Achim Steiner, Sous-Secrétaire général des Nations unies et Directeur exécutif du PNUE, dit que le rapport a fourni la base scientifique sur laquelle une restauration concertée de l’Ogoniland, due de longue date, peut commencer. « L’industrie pétrolière est un secteur clé de l’économie nigériane depuis plus de 50 ans, mais beaucoup de Nigérians ont payé le prix fort, comme cette évaluation le souligne », dit-il.

 

"Le PNUE espère que les conclusions peuvent mettre fin à des décennies de stagnation dans la région et fournir le fondement sur lequel baser la confiance et entreprendre l’action pour remédier aux multiples problèmes de santé et de développement durable auxquels la population de l’Ogoniland est affrontée.
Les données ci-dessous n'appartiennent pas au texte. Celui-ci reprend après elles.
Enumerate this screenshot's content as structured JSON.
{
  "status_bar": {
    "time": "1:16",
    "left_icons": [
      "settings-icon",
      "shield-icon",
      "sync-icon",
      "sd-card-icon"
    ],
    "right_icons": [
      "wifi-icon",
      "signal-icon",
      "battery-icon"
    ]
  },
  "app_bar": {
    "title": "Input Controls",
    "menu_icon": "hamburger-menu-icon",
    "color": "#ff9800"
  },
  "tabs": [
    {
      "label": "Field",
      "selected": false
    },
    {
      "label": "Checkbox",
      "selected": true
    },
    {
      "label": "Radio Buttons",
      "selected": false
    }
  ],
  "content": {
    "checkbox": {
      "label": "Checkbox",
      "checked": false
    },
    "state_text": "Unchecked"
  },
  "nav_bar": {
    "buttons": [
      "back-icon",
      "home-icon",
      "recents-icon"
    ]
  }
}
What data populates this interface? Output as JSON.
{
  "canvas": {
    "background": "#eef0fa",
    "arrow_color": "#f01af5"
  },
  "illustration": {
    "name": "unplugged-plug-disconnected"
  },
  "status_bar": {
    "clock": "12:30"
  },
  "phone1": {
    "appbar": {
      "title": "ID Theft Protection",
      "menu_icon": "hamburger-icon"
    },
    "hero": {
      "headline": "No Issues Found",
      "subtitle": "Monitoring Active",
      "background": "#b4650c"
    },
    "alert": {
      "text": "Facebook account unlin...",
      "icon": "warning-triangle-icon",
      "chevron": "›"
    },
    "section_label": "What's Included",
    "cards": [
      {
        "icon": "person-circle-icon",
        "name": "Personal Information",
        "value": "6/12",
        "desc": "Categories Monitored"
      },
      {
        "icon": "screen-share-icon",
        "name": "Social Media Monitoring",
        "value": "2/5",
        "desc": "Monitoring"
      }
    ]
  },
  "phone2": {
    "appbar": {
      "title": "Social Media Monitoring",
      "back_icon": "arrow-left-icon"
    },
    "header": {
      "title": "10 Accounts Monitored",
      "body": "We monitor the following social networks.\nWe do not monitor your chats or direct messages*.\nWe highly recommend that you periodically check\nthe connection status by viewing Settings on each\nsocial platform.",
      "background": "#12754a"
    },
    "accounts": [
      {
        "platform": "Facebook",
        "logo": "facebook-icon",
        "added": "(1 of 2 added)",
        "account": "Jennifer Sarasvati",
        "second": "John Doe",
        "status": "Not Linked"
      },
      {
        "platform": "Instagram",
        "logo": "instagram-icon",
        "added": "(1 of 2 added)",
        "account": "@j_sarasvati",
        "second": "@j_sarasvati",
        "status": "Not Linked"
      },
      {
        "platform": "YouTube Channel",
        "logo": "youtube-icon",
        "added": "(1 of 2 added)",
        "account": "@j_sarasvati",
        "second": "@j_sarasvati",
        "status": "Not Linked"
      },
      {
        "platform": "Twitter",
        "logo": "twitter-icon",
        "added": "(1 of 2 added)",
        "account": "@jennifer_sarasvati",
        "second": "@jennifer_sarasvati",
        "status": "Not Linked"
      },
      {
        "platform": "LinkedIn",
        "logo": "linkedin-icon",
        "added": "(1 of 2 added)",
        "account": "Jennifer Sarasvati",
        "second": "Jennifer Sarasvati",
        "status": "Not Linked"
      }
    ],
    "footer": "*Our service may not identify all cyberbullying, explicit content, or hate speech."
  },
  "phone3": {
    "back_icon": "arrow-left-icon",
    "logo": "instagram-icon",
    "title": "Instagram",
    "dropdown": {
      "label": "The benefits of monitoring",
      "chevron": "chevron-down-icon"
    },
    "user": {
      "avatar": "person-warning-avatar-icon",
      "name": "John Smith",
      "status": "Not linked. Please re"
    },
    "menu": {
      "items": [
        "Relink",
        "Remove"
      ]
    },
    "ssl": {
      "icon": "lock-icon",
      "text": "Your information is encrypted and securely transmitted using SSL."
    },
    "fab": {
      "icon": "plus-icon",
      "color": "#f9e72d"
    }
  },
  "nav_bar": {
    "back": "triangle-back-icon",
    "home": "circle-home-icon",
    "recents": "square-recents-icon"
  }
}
De plus, l’évaluation offre un plan pour la manière dont l’industrie pétrolière – et les autorités publiques de régulation – pourraient opérer de manière plus responsable en Afrique et au-delà, à une période de production et de prospection croissantes à travers de nombreuses parties du continent », dit M.Steiner.

 

Le rapport suggère la création d’un Fonds environnemental de restauration pour l’Ogoniland, à établir avec une injection initiale de capital d’un milliard de dollars apportée par l’industrie pétrolière et le gouvernement, pour couvrir les cinq premières années du projet de dépollution. Des groupes écologiques et des Ogonis ont bien accueilli le rapport, mais ils ont dit qu’il fallait 100 milliards de dollars pour nettoyer le delta entier, et pas seulement l’Ogoniland.

 

A quel point l’action est urgente est aussi confirmé par d’autres nouvelles récentes qui viennent de l’Ogoniland. En août, Shell a accepté la pleine responsabilité de deux fuites massives de pétrole qui se sont produites en 2008 et qui ont dévasté Bodo en Ogoniland, où vivent 69.000 personnes, et qui pourrait demander au moins 20 ans de dépollution[2]. Des experts disent que l’ensemble des deux fuites pourrait être aussi vaste que le désastre d’Exxon Valdez en Alaska en 1989, où 40.000 tonnes de pétrole ont détruit le littoral lointain. Ils croient qu’il pourrait en coûter plus de 100 millions de dollars pour nettoyer correctement et restaurer les forêts de palétuviers dévastées, qui longeaient les criques et les fleuves mais qui ont été tuées par le pétrole. Avant le mois d’août dernier, Shell avait prétendu que moins de 150.000 litres avaient été répandus. Aucun effort n’a été fait en 2008 pour nettoyer le pétrole, qui s’est accumulé sur les bords des criques, a été entraîné par les marées montantes et descendantes et a pénétré profondément dans le niveau hydrostatique et les terres agricoles. Le changement d’opinion de Shell et son acceptation entière de la responsabilité pour les fuites a suivi un recours collectif de communautés locales dans un tribunal britannique. Ceci pourrait aussi constituer un précédent important pour que d’autres communautés du delta recherchent des dédommagements pour la pollution par le pétrole dans les tribunaux britanniques.

 

 

Thomas Lazzeri



[1] UNEP, 2011, Evaluation environnementale d’Ogoniland.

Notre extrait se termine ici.